6 a. Bagi pengemudi angkot, hasil dari penelitian ini diharapkan dapat memberikan informasi dan gambaran mengenai subjective well-being dalam memaknai dan menilai setiap kejadian dalam kehidupan pengemudi angkot. b. Bagi peneliti selanjutnya, hasil dari penelitian ini diharapkan dapat memberikan informasi dan referensi dalam penelitiannya yang berkaitan dengan pembahasan subjective well-being khususnya subjective wellbeing pada pengemudi angkot.
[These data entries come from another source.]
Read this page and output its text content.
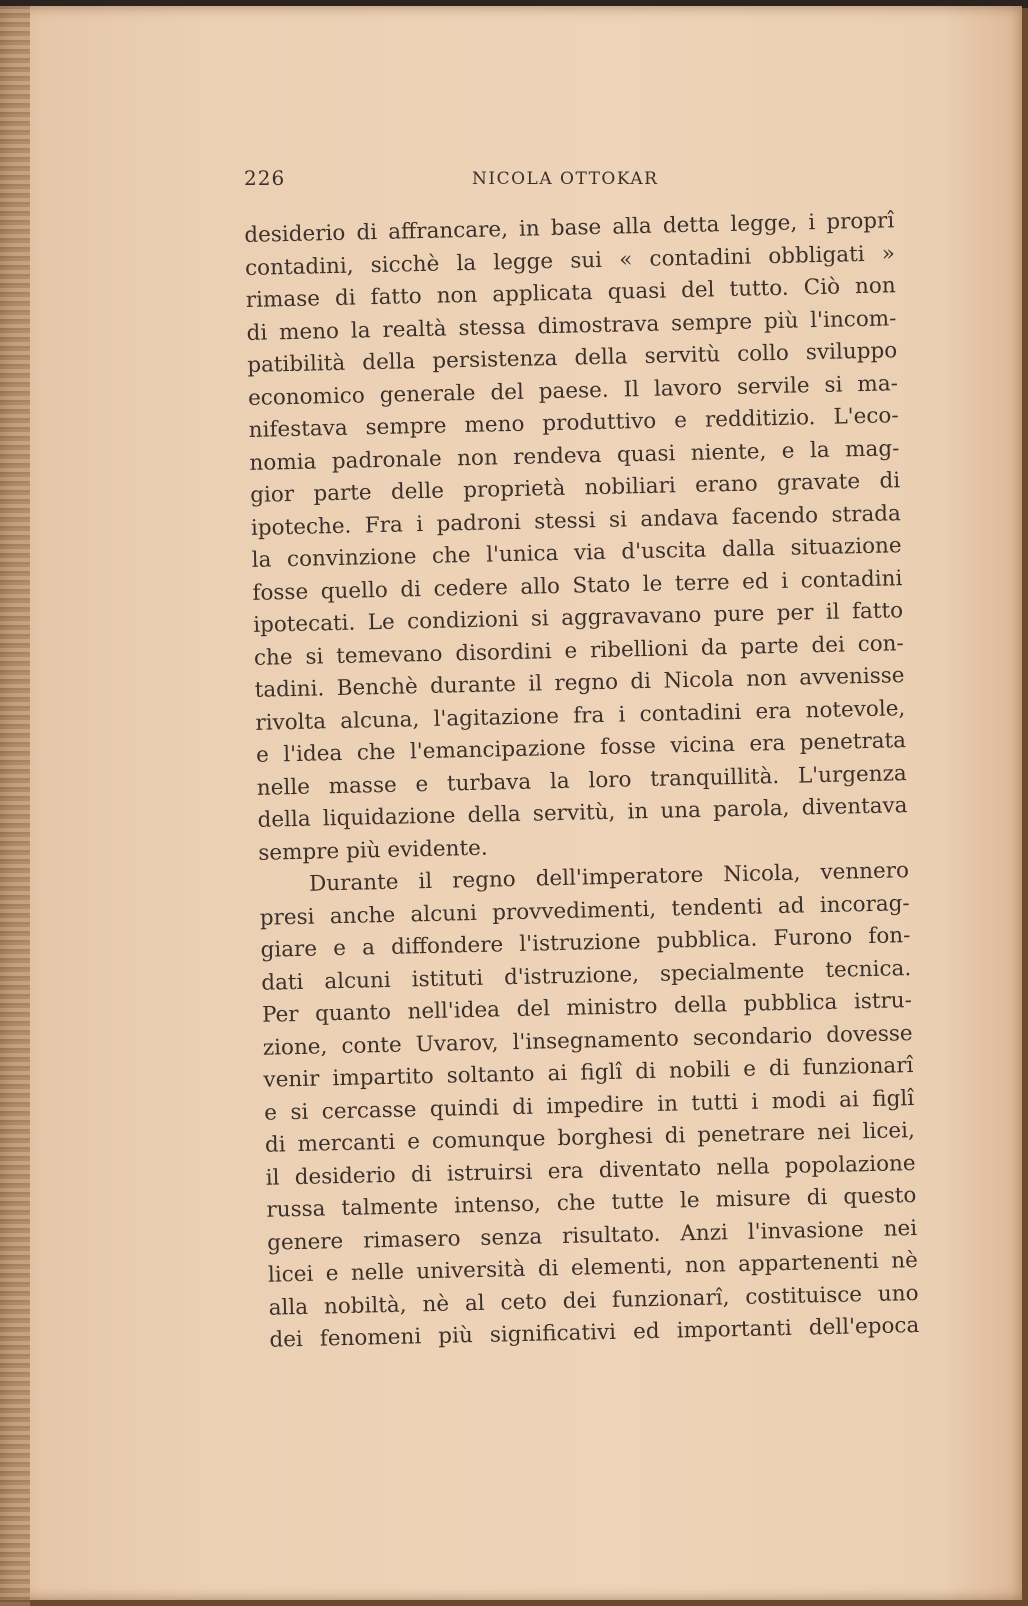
226	NICOLA OTTOKAR
desiderio di affrancare, in base alla detta legge, i proprî
contadini, sicchè la legge sui « contadini obbligati »
rimase di fatto non applicata quasi del tutto. Ciò non
di meno la realtà stessa dimostrava sempre più l'incom-
patibilità della persistenza della servitù collo sviluppo
economico generale del paese. Il lavoro servile si ma-
nifestava sempre meno produttivo e redditizio. L'eco-
nomia padronale non rendeva quasi niente, e la mag-
gior parte delle proprietà nobiliari erano gravate di
ipoteche. Fra i padroni stessi si andava facendo strada
la convinzione che l'unica via d'uscita dalla situazione
fosse quello di cedere allo Stato le terre ed i contadini
ipotecati. Le condizioni si aggravavano pure per il fatto
che si temevano disordini e ribellioni da parte dei con-
tadini. Benchè durante il regno di Nicola non avvenisse
rivolta alcuna, l'agitazione fra i contadini era notevole,
e l'idea che l'emancipazione fosse vicina era penetrata
nelle masse e turbava la loro tranquillità. L'urgenza
della liquidazione della servitù, in una parola, diventava
sempre più evidente.
Durante il regno dell'imperatore Nicola, vennero
presi anche alcuni provvedimenti, tendenti ad incorag-
giare e a diffondere l'istruzione pubblica. Furono fon-
dati alcuni istituti d'istruzione, specialmente tecnica.
Per quanto nell'idea del ministro della pubblica istru-
zione, conte Uvarov, l'insegnamento secondario dovesse
venir impartito soltanto ai figlî di nobili e di funzionarî
e si cercasse quindi di impedire in tutti i modi ai figlî
di mercanti e comunque borghesi di penetrare nei licei,
il desiderio di istruirsi era diventato nella popolazione
russa talmente intenso, che tutte le misure di questo
genere rimasero senza risultato. Anzi l'invasione nei
licei e nelle università di elementi, non appartenenti nè
alla nobiltà, nè al ceto dei funzionarî, costituisce uno
dei fenomeni più significativi ed importanti dell'epoca
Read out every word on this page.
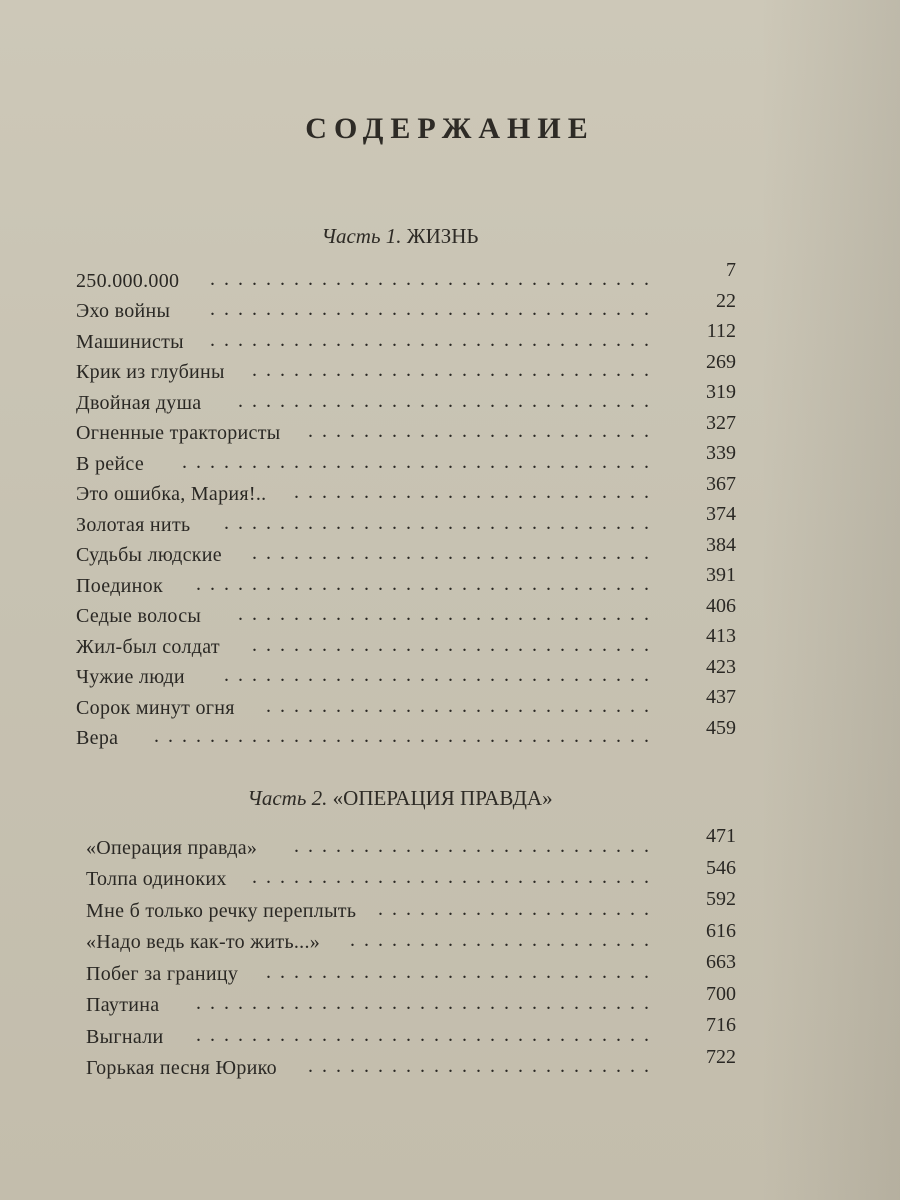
СОДЕРЖАНИЕ
Часть 1. ЖИЗНЬ
250.000.000	................................	7
Эхо войны	................................	22
Машинисты	................................	112
Крик из глубины	.............................	269
Двойная душа	..............................	319
Огненные трактористы	.........................	327
В рейсе	..................................	339
Это ошибка, Мария!..	..........................	367
Золотая нить	...............................	374
Судьбы людские	.............................	384
Поединок	.................................	391
Седые волосы	..............................	406
Жил-был солдат	.............................	413
Чужие люди	...............................	423
Сорок минут огня	............................	437
Вера	....................................	459
Часть 2. «ОПЕРАЦИЯ ПРАВДА»
«Операция правда»	..........................	471
Толпа одиноких	.............................	546
Мне б только речку переплыть	....................	592
«Надо ведь как-то жить...»	......................	616
Побег за границу	............................	663
Паутина	.................................	700
Выгнали	.................................	716
Горькая песня Юрико	.........................	722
F. Struktur Organisasi Skripsi BAB I PENDAHULUAN Bab I ini berisi mengenai latar belakang penelitian, fokus penelitian, pertanyaan penelitian, tujuan penelitian, manfaat penelitian dan struktur organisasi skripsi. BAB II KAJIAN PUSTAKA Bab II ini berisi mengenai uraian kajian pustaka yang menjadi pembahasan dalam penelitian. Kajian pustaka berupa teori-teori subjective well-being dan pengemudi angkutan kota. BAB III METODE PENELITIAN Bab III ini berisi mengenai uraian metode penelitian berupa desain penelitian, partisipan dan tempat penelitian, penjelasan konsep, instrumen penelitian, teknik pengumpulan data, teknik analisis data dan uji keabsahan data. BAB IV TEMUAN DAN PEMBAHASAN Bab IV ini berisi mengenai temuan penelitian berdasarkan hasil analisis data penelitian dan pembahasanya mengenai gambaran subjective well-being pengemudi angkot. Adapun pada bab ini berisikan analisis micro skill interview dan keterbatasan penelitian. BAB V SIMPULAN, IMPLIKASI DAN REKOMENDASI Bab V ini berisi mengenai simpulan, implikasi dan rekomendasi yang telah diperoleh dari hasil analisis temuan penelitian.